Knight’s flight had been very different. For starters, Knight’s X-15 dropped from the bottom of a B-52 bomber, while Lindeman’s HTV-6Xb took off under its own power from a military airbase at Groom Lake, Nevada. Knight’s X-15 was basically a rocket with wings and a cockpit.
Lindeman’s plane used fairly standard turbojets for takeoff and landing, combined with scramjets to hit such obscene speeds. The most important difference? Knight’s plane was built for speed only. It couldn’t fight.
The HTV-6Xb was a bona fide war machine.
Known by its nickname, “the Wasp,” the HTV-6Xb was the world’s premier air-superiority weapon. The world didn’t know of its existence, of course, but that didn’t change the fact it could eat a couple of M16s for breakfast, wash them down with the best Mirage the French had to offer and then casually pick its teeth with an F-22 Raptor. The Wasp could reach any target zone faster than anything on the planet and outfly anything it found in that airspace.
This particular combat mission didn’t require a great deal of skill. Lindeman had taken off on a northwest heading, flown to ten thousand feet, then came around in a slow turn that pointed his nose toward South Bend, Indiana. The conventional jet-turbine engines drove the Wasp to Mach 2. At that speed, the turbines’ air inlets closed off, forcing that same air intake into the scramjet engines. The turbines had to shut off, because once the plane reached Mach 3 or so, air friction would melt the spinning intake fans. The scramjet portion, however, acted more like a funnel—it had no moving parts. Air shot in at supersonic speeds, compressed, mixed with a gaseous fuel and ignited in a highly controlled reaction that drove the plane to Mach 10.

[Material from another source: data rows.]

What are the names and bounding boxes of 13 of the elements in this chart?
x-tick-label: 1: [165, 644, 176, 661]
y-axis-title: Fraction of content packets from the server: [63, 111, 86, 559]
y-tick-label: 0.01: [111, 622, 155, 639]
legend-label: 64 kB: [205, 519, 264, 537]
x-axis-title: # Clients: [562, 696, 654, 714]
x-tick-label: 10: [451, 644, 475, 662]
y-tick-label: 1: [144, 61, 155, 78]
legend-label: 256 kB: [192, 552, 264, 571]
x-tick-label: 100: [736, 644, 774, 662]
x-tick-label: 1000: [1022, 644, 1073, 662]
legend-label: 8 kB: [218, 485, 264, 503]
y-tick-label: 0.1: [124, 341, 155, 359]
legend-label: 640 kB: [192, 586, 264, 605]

Lindeman’s record-breaking flight would take him from Groom Lake to South Bend in fifteen minutes. Almost seventeen hundred miles. In fifteen minutes.
Twelve minutes into the flight, Lindeman released an ASM-157 antisatellite missile. His speed of Mach 10 wasn’t even half that of the ASM-157, which would max out at Mach 22.7—fifteen thousand miles per hour.
Aircraft normally come nowhere near Mach 5, let alone Mach 10. As a result, anyone or anything watching the skies for unusual flight patterns would notice the Wasp. Hard to miss something like that.
Which was precisely the point.
There was no way the Orbital could track every plane in North America. It couldn’t even track all the military planes in that area—far too much traffic to monitor. It did, however, try to keep tabs on particular military bases. So when the HTV-6Xb took off from Groom Lake, the Orbital noted the flight and marked a subroutine to watch its direction.
When the HTV-6Xb turned and accelerated to Mach 1, that didn’t merit the Orbital’s primary attention. At Mach 2 the Orbital changed the marking status to potential threat. By the time it hit Mach 5 and was flying straight for South Bend, the Orbital knew it was under attack. When the jet launched a missile, it was only 350 miles away.